Tingkah
laku inovatif pada awalnya berasal
dari bahasa Latin, yaitu innovare yang
berarti “membuat sesuatu yang baru” (Tidd, Bessant, & Pavitt, dalam Ahmad,
2009). Thompson (dalam Ahmad, 2009)
mendefinisikan tingkah laku inovatif sebagai penerimaan, pembentukan generasi,
dan pelaksanaan ide-ide baru, proses, produk ataupun jasa. Menurut Wess dan
Farr (dalam De Jong & Hartog, 2003) tingkah laku inovatif adalah semua perilaku
individu yang diarahkan untuk menghasilkan, memperkenalkan, dan mengaplikasikan
hal-hal ‘baru’ yang bermanfaat dalam berbagai level organisasi. Tingkah laku
inovatif ini identik dengan inovasi inkremental, karena melibatkan semua pihak
sehingga sistem pemberdayaan sangat diperlukan dalam prosesnya.
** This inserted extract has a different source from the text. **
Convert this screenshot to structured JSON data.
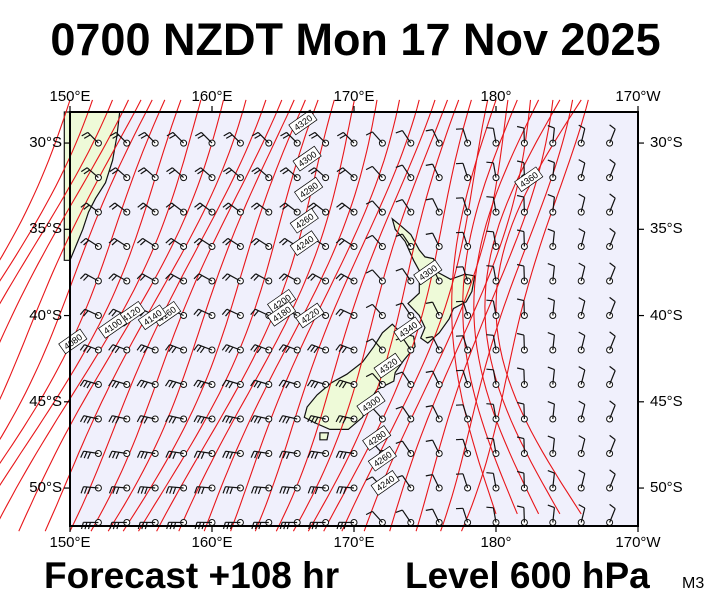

Tingkah laku inovatif dalam dunia
organisasi merupakan sebuah proses perubahan yang menghasilkan sesuatu dalam
bentuk produk, proses, atau prosedur yang bersifat baru dalam sebuah organisasi
(Zaltm, Duncan, & Holbek, dalam Ahmad, 2009). Sementara Damanpour (dalam
Ahmad, 2009) mendefinisikan tingkah laku inovatif sebagai sebuah pembentukan
generasi, perkembangan, dan implementasi ide baru atau perilaku yang dapat
berupa produk atau pelayanan baru, proses produksi baru, struktur atau system
administrasi baru, serta program kerja baru bagi anggota organisasi. Tingkah
laku inovatif bukan hanya sebuah intensi untuk membangkitkan ide baru, tetapi
juga memperkenalkan dan mengaplikasikan ide tersebut dan berkaitan dengan semua
hal yang bertujuan untuk meningkatkan performance
dalam perusahaan (Jansen, Kanter, West, Farr, Scott, dan Bruce dalam
Carmeli, Meitar, & Weisberg ,2006).
Menurut Batteman dan Grant (dalam
Sazandrishvili, 2009) tingkah laku inovatif merupakan perilaku yang secara
langsung dan sengaja mengubah sesuatu dengan cara menciptakan keadaan yang
berbeda dengan keadaan yang sedang aktif pada saat itu. Grant (dalam
Sazandrishvili, 2009) menambahkan bahwa konstruk yang terdapat dalam tingkah
laku inovatif dianggap sebagai elemen yang sangat penting bagi kelangsungan
sebuah organisasi, karena mengarah pada pelaksanaan cara-cara baru dan
memberikan keuntungan bagi organisasi.
Scott dan Bruce (dalam Van der Vegt &
Janssen, 2003) memahami tingkah laku inovatif yang terdapat dalam dunia kerja
sebagai perilaku kompleks yang terdiri dari tiga set perilaku yang berbeda,
yaitu pembentukan sebuah ide, mempromosikan ide, dan merealisasikan ide
tersebut. Ketika seorang karyawan telah menghasilkan sebuah ide, maka tugas
selanjutnya adalah mencari teman atau sponsor untuk membangun koalisi guna
membangun koalisi di belakangnya (Galbraith & Kanter dalam Van der Vegt &
Janssen, 2003). Tugas terakhir adalah bagaimana merealisasikan gagasan yang
telah dimiliki dengan cara memproduksi sebuah model yang dapat diuji coba dan
pada akhirnya diterapkan dalam situasi pekerjaan, kelompok, atau organisasi
secara keseluruhan. (Kanter, dalam Van der Vegt & Janssen, 2003).